Army Surgeon Blasts Off Into Space

Army Surgeon Blasts Off Into Space

Photo by: Josh Valcarcel

Army surgeon and NASA astronaut Col. Andrew Morgan lifted off to space July 20 aboard the Soyuz MS-13 crew ship, exactly 50 years after Neil Armstrong first stepped on the moon after Apollo 11’s historic landing there.

On his first journey into space since being chosen in 2013 to become an astronaut, Morgan flew with two veteran crewmates from Kazakhstan to the International Space Station. He is scheduled to be there until April 2020 while he works on hundreds of continuing experiments in biology, biotechnology, physical science and earth science.

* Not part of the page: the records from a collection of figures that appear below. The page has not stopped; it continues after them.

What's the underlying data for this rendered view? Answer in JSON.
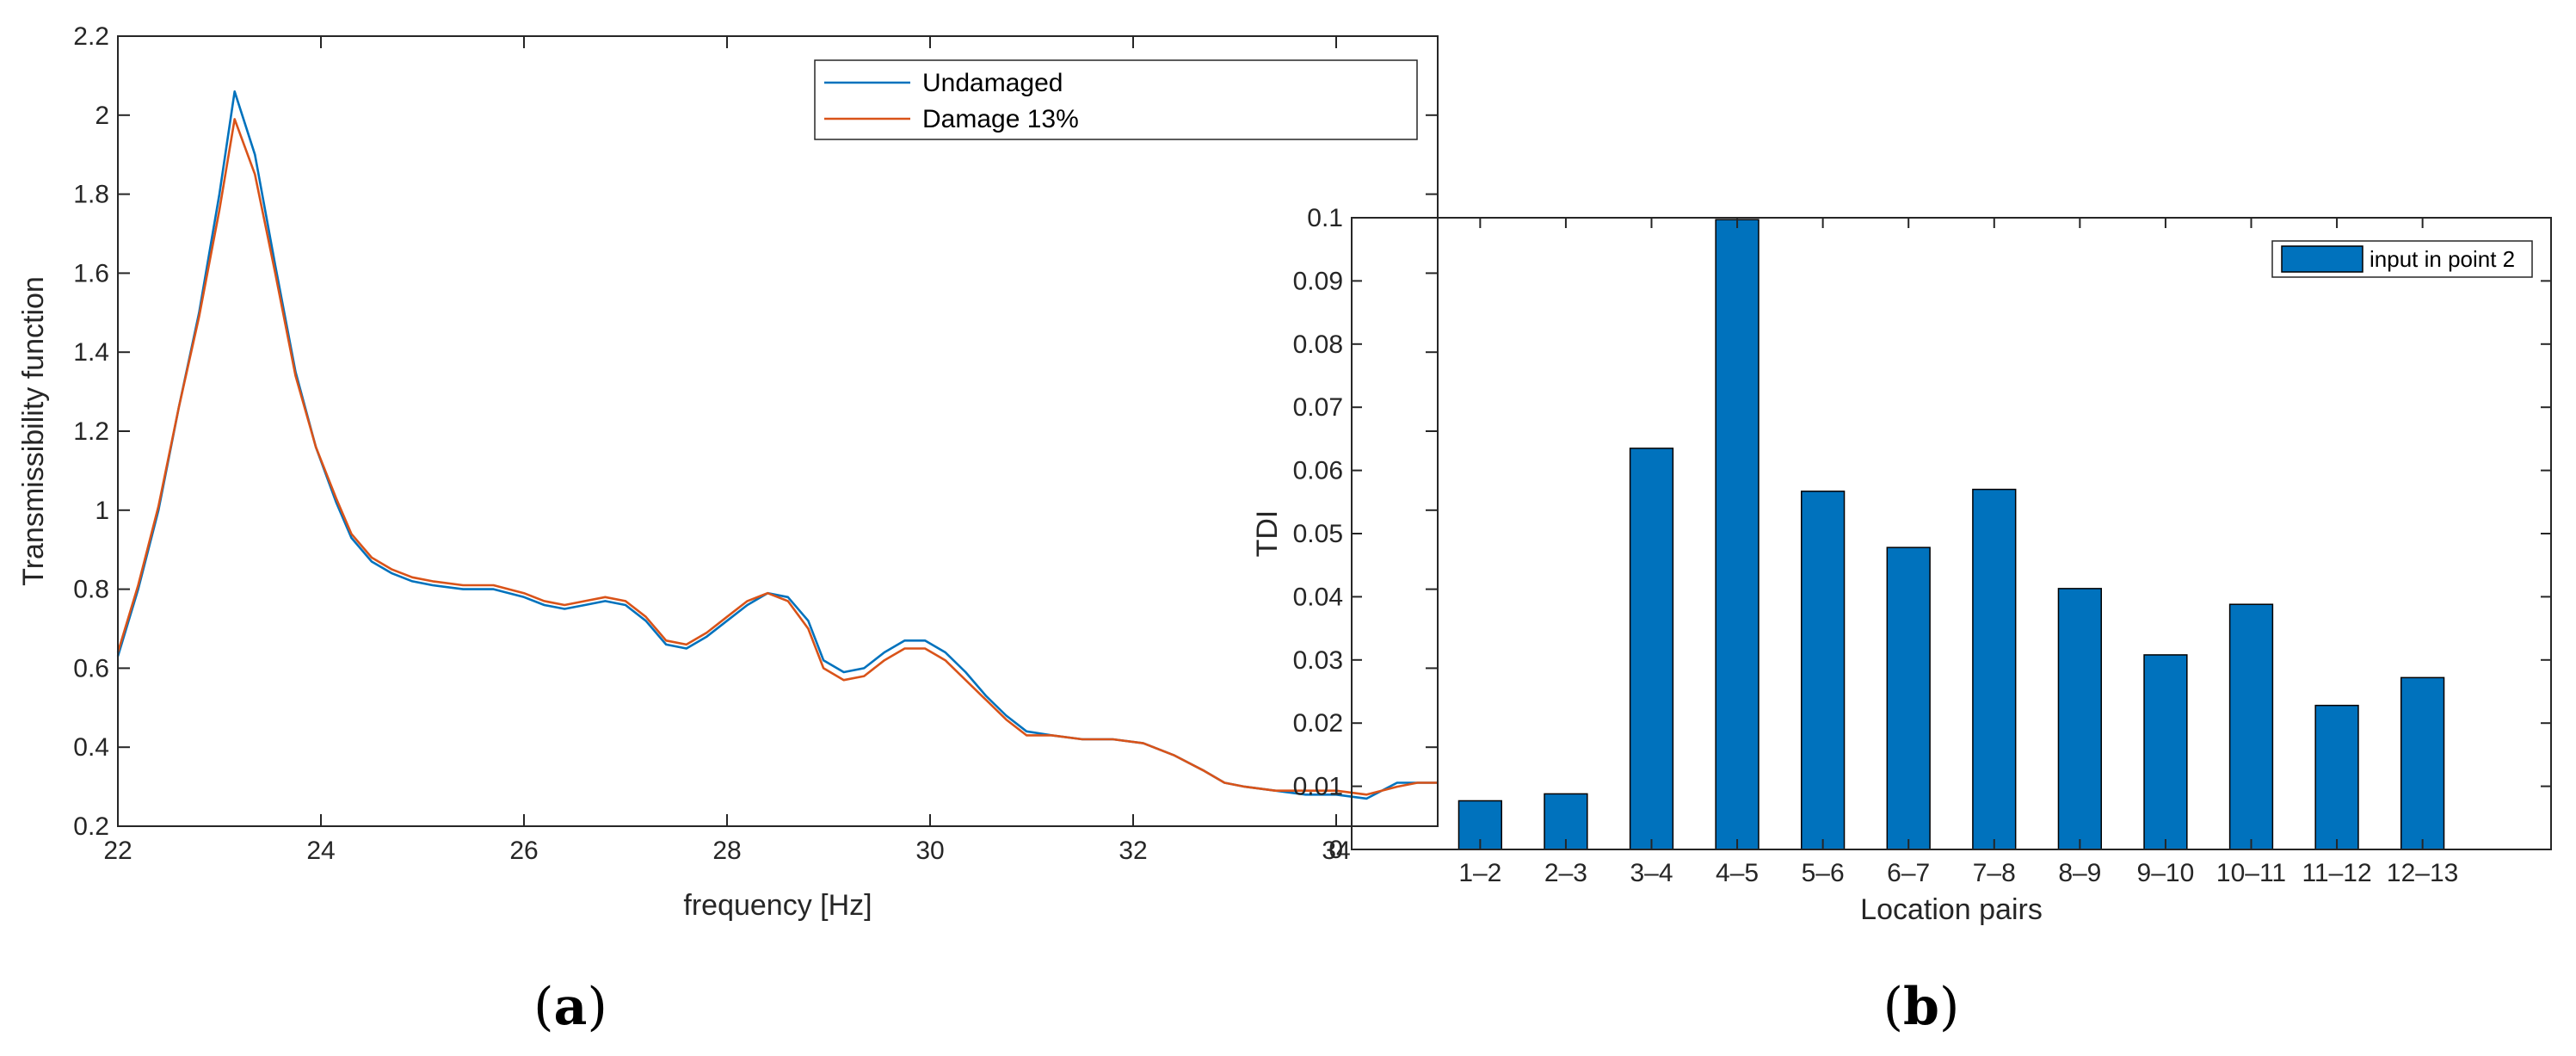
{
  "panels": {
    "a": {
      "label_open": "(",
      "label_letter": "a",
      "label_close": ")"
    },
    "b": {
      "label_open": "(",
      "label_letter": "b",
      "label_close": ")"
    }
  },
  "chart_data": [
    {
      "type": "line",
      "title": "",
      "xlabel": "frequency [Hz]",
      "ylabel": "Transmissibility function",
      "xlim": [
        22,
        35
      ],
      "ylim": [
        0.2,
        2.2
      ],
      "xticks": [
        22,
        24,
        26,
        28,
        30,
        32,
        34
      ],
      "yticks": [
        0.2,
        0.4,
        0.6,
        0.8,
        1,
        1.2,
        1.4,
        1.6,
        1.8,
        2,
        2.2
      ],
      "grid": false,
      "legend_position": "top-right",
      "series": [
        {
          "name": "Undamaged",
          "color": "#0072BD",
          "x": [
            22,
            22.2,
            22.4,
            22.6,
            22.8,
            23.0,
            23.15,
            23.35,
            23.55,
            23.75,
            23.95,
            24.15,
            24.3,
            24.5,
            24.7,
            24.9,
            25.1,
            25.4,
            25.7,
            26.0,
            26.2,
            26.4,
            26.6,
            26.8,
            27.0,
            27.2,
            27.4,
            27.6,
            27.8,
            28.0,
            28.2,
            28.4,
            28.6,
            28.8,
            28.95,
            29.15,
            29.35,
            29.55,
            29.75,
            29.95,
            30.15,
            30.35,
            30.55,
            30.75,
            30.95,
            31.2,
            31.5,
            31.8,
            32.1,
            32.4,
            32.7,
            32.9,
            33.1,
            33.4,
            33.7,
            34.0,
            34.3,
            34.6,
            34.8,
            35.0
          ],
          "y": [
            0.63,
            0.8,
            1.0,
            1.26,
            1.5,
            1.8,
            2.06,
            1.9,
            1.62,
            1.35,
            1.16,
            1.02,
            0.93,
            0.87,
            0.84,
            0.82,
            0.81,
            0.8,
            0.8,
            0.78,
            0.76,
            0.75,
            0.76,
            0.77,
            0.76,
            0.72,
            0.66,
            0.65,
            0.68,
            0.72,
            0.76,
            0.79,
            0.78,
            0.72,
            0.62,
            0.59,
            0.6,
            0.64,
            0.67,
            0.67,
            0.64,
            0.59,
            0.53,
            0.48,
            0.44,
            0.43,
            0.42,
            0.42,
            0.41,
            0.38,
            0.34,
            0.31,
            0.3,
            0.29,
            0.28,
            0.28,
            0.27,
            0.31,
            0.31,
            0.31
          ]
        },
        {
          "name": "Damage 13%",
          "color": "#D95319",
          "x": [
            22,
            22.2,
            22.4,
            22.6,
            22.8,
            23.0,
            23.15,
            23.35,
            23.55,
            23.75,
            23.95,
            24.15,
            24.3,
            24.5,
            24.7,
            24.9,
            25.1,
            25.4,
            25.7,
            26.0,
            26.2,
            26.4,
            26.6,
            26.8,
            27.0,
            27.2,
            27.4,
            27.6,
            27.8,
            28.0,
            28.2,
            28.4,
            28.6,
            28.8,
            28.95,
            29.15,
            29.35,
            29.55,
            29.75,
            29.95,
            30.15,
            30.35,
            30.55,
            30.75,
            30.95,
            31.2,
            31.5,
            31.8,
            32.1,
            32.4,
            32.7,
            32.9,
            33.1,
            33.4,
            33.7,
            34.0,
            34.3,
            34.6,
            34.8,
            35.0
          ],
          "y": [
            0.64,
            0.81,
            1.01,
            1.26,
            1.49,
            1.76,
            1.99,
            1.85,
            1.6,
            1.34,
            1.16,
            1.03,
            0.94,
            0.88,
            0.85,
            0.83,
            0.82,
            0.81,
            0.81,
            0.79,
            0.77,
            0.76,
            0.77,
            0.78,
            0.77,
            0.73,
            0.67,
            0.66,
            0.69,
            0.73,
            0.77,
            0.79,
            0.77,
            0.7,
            0.6,
            0.57,
            0.58,
            0.62,
            0.65,
            0.65,
            0.62,
            0.57,
            0.52,
            0.47,
            0.43,
            0.43,
            0.42,
            0.42,
            0.41,
            0.38,
            0.34,
            0.31,
            0.3,
            0.29,
            0.29,
            0.29,
            0.28,
            0.3,
            0.31,
            0.31
          ]
        }
      ]
    },
    {
      "type": "bar",
      "title": "",
      "xlabel": "Location pairs",
      "ylabel": "TDI",
      "categories": [
        "1–2",
        "2–3",
        "3–4",
        "4–5",
        "5–6",
        "6–7",
        "7–8",
        "8–9",
        "9–10",
        "10–11",
        "11–12",
        "12–13"
      ],
      "series": [
        {
          "name": "input in point 2",
          "color": "#0072BD",
          "values": [
            0.0077,
            0.0088,
            0.0635,
            0.0997,
            0.0567,
            0.0478,
            0.057,
            0.0413,
            0.0308,
            0.0388,
            0.0228,
            0.0272
          ]
        }
      ],
      "ylim": [
        0,
        0.1
      ],
      "yticks": [
        "0",
        "0.01",
        "0.02",
        "0.03",
        "0.04",
        "0.05",
        "0.06",
        "0.07",
        "0.08",
        "0.09",
        "0.1"
      ],
      "grid": false,
      "legend_position": "top-right"
    }
  ]
}
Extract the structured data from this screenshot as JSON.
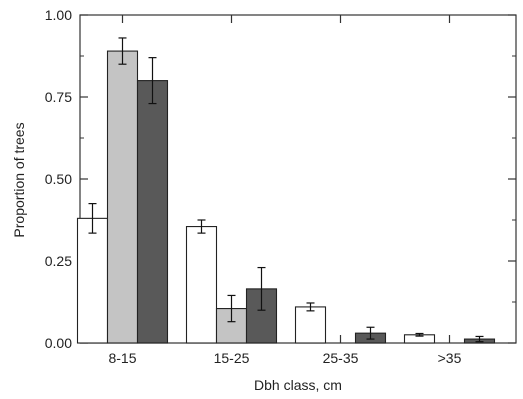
{
  "chart_data": {
    "type": "bar",
    "categories": [
      "8-15",
      "15-25",
      "25-35",
      ">35"
    ],
    "series": [
      {
        "values": [
          0.38,
          0.355,
          0.11,
          0.025
        ],
        "errors": [
          0.045,
          0.02,
          0.012,
          0.004
        ],
        "color": "#ffffff"
      },
      {
        "values": [
          0.89,
          0.105,
          0.0,
          0.0
        ],
        "errors": [
          0.04,
          0.04,
          0.0,
          0.0
        ],
        "color": "#c4c4c4"
      },
      {
        "values": [
          0.8,
          0.165,
          0.03,
          0.012
        ],
        "errors": [
          0.07,
          0.065,
          0.018,
          0.008
        ],
        "color": "#595959"
      }
    ],
    "xlabel": "Dbh class, cm",
    "ylabel": "Proportion of trees",
    "ylim": [
      0,
      1
    ],
    "yticks": [
      "0.00",
      "0.25",
      "0.50",
      "0.75",
      "1.00"
    ],
    "grid": false,
    "legend": "none"
  }
}
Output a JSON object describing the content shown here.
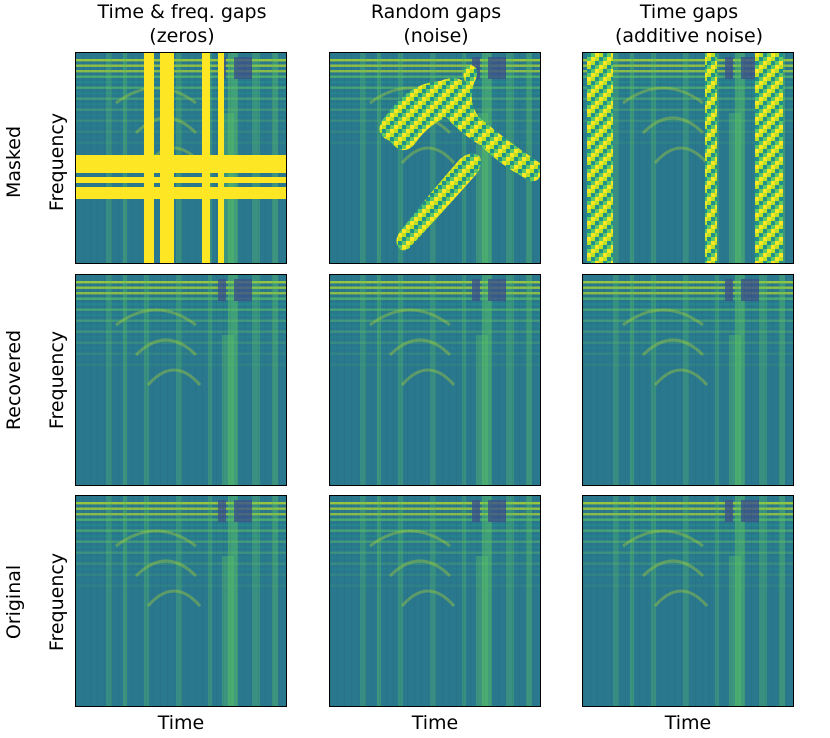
{
  "columns": [
    {
      "title": "Time & freq. gaps\n(zeros)",
      "x_label": "Time"
    },
    {
      "title": "Random gaps\n(noise)",
      "x_label": "Time"
    },
    {
      "title": "Time gaps\n(additive noise)",
      "x_label": "Time"
    }
  ],
  "rows": [
    {
      "label": "Masked",
      "y_label": "Frequency"
    },
    {
      "label": "Recovered",
      "y_label": "Frequency"
    },
    {
      "label": "Original",
      "y_label": "Frequency"
    }
  ],
  "colors": {
    "base": "#2a788e",
    "dark": "#3b528b",
    "mid": "#21918c",
    "light": "#5ec962",
    "bright": "#bddf26",
    "mask": "#fde725"
  }
}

A 1998 graduate of the U.S. Military Academy at West Point, New York, where he was a member of the Black Knights parachute team, Morgan has spent most of his Army career in special operations. He deployed in support of combat operations in Iraq, Afghanistan and Africa as a battalion surgeon with 3rd Special Forces Group, and he worked in Washington, D.C., in a strategic special operations assignment.

In an interview from Kazakhstan days before he blasted off into space, Morgan said he “went out on a limb” when he applied to be an astronaut, unsure he would make the cut. But he made every cut along the way and became “one of the very fortunate few” who were selected by NASA in 2013.

“As my career evolved and I became a physician, I had it in the back of my mind and had always been inspired by astronauts and interested in the space program,” said Morgan, whose attraction to “being part of high functioning teams that were specially trained,” such as Special Forces, may have paved the way to NASA.

But the greatest satisfaction he can think of hasn’t much to do with space. It is with his fellow soldiers on Earth.

“One of the most rewarding things I’ve ever done in my life was to serve in combat with a Special Forces group, and even after I’ve flown in space for nine months, I will still hold that in the highest regard,” Morgan said.

His family, he said, has become used to his deployments, though on this one he intends to share his space experience as much as he can. Morgan also has some advice for soldiers who may aspire to become astronauts or anything else they dream about doing.

“Do what you love, excel at what you do and be a really good team player. For a team to be effective, everybody needs to be a team player,” he said, concluding that, the NASA gig notwithstanding, his Army career choice checked the block.

“I could have combined those things in a number of different ways. I was blessed to be selected as an astronaut, but in the Army, I know for a fact that if I had stayed and I had continued to serve in special operations as a physician, I would have been equally fulfilled,” Morgan said.